Interview: The interview is only about 5-10% of the vetting process. A quality control check. By the time the employer interviews the applicant, the employer knows almost everything he or she needs to know about the person, from the information listed above. From the standpoint of vetting, the purpose of the interview is to verify the person is not lying on the application. That’s why the interviewer goes through the tedious process of asking the applicant all those questions answered on the application. To see if the applicant’s answers matches what was written down. Also to see how the applicant handles stress. Also to see if the applicant interrupts the interviewer repeatedly, while the interviewer is talking (Bad sign. Kiss of Death.) Etc.

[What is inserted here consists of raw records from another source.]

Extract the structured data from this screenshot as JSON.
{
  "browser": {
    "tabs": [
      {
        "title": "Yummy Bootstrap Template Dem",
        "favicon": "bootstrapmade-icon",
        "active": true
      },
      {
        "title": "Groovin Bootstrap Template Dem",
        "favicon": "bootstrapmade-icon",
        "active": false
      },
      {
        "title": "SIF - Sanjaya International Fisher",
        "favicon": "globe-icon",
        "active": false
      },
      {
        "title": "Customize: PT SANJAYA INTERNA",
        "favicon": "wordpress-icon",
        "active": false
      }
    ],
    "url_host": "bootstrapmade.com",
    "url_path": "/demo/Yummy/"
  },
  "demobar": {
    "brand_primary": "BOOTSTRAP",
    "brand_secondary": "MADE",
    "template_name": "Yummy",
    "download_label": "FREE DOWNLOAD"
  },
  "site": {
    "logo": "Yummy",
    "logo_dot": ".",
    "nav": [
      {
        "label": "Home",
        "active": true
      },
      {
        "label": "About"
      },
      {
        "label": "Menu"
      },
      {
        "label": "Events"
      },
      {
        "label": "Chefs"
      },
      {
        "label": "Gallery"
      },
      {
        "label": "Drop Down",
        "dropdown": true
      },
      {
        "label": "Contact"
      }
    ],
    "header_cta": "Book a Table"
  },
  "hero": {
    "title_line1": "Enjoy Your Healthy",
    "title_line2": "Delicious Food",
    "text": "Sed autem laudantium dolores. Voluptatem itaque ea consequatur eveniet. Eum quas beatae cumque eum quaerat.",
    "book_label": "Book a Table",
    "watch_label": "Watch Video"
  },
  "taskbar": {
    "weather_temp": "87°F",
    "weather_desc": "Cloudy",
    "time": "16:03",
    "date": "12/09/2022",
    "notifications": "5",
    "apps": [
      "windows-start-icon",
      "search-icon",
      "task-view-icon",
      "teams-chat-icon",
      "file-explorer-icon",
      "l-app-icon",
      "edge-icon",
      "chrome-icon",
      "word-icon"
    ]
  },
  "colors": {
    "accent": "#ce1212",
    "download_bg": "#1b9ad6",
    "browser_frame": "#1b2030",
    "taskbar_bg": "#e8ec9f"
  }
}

Simmons Survey (or something like it): Marginally useful, as are all psychological surveys. That being said, the Simmons survey reveals a person’s personality in detail, with amazing, and often eerie, accuracy.
Trouble is, different people with different personalities can do the same job different ways and achieve the same result. The majority of Simmons Surveys results I have seen reveal nothing about fitness for the work at hand. But there are enough significant results each year to make the time and expense worth it.
The idea is that every type of job has a particular set of personality traits many of the best workers in that trade share. If you see that personality type cross your desk you pay attention. But there are other personality types that work out equally well, too, so “positive reports” are not particularly useful.
The rare negative report is more useful. The report can spot “flaming assholes” (ever sail with one? Not pleasant). It can spot STs, thieves, etc. But the application and criminal background check will have told you all that already about the person. When the Simmons Survey is useful it is because it is a corroboration of info you already have, or a tie-breaker, if you have two identically good applicants
So that is the art and science of vetting applications. No black list, that I’ve ever seen. Vetting is pretty simple, really. It all starts with a tall stack of applications for that one position, the time to analyze them, and most importantly the opportunity to be choosy. If you’re the person doing the vetting and you are diligent at it you will end up with as good a set of employees as your pay-scale will allow (That last sentence is a whole other post in itself).
Sorry to resurrect a 4 years dead thread, but you seem like the perfect person to ask.
I’m trying to ship AMO for the first time, and the gent I spoke with from the union stressed that in my resume I should emphasize my honorable discharge and previously held security clearance from my time in USCG. I’ve tried not to harp too much on my time on baby boats when I’m asking to sail deep sea, so that’s new to me. Should I also list awards like letters of commendation, good conduct, etc. in like a ‘USCG’ section on my CV or does that come across like you’re bringing up your school science fair for a job at NASA?
Absolutely mention the fact that you were able to hold a security clearance! Sadly, all too many mariners have backgrounds that would absolutely prohibit them from holding one. The fact that you had one at all makes you a hot commodity, especially if you can hold a TS clearance.
any opinion on bringing up the other boyscout medals?
like: "while at [vessel name] I recieved [the ribbon that means I never got in trouble bad enough to be written up] and [the ribbon that means when I left the service my management told command ‘yeah he’s a pretty good ol’ boy]. ?
If you have personal awards, then yes.
huh, no kidding. well for once, I did right by intuition, I didn’t mention unit awards. Being USCG, I kinda started looking at LOC, good conduct, etc. as the default, like "yeah, if you hadn’t gotten those I’d be suspicious.
I just saw this. Here’s my reply, short as it is:
I work for a non-union company, and our hiring practices are bound to be different from that of a union, so I can’t answer your question.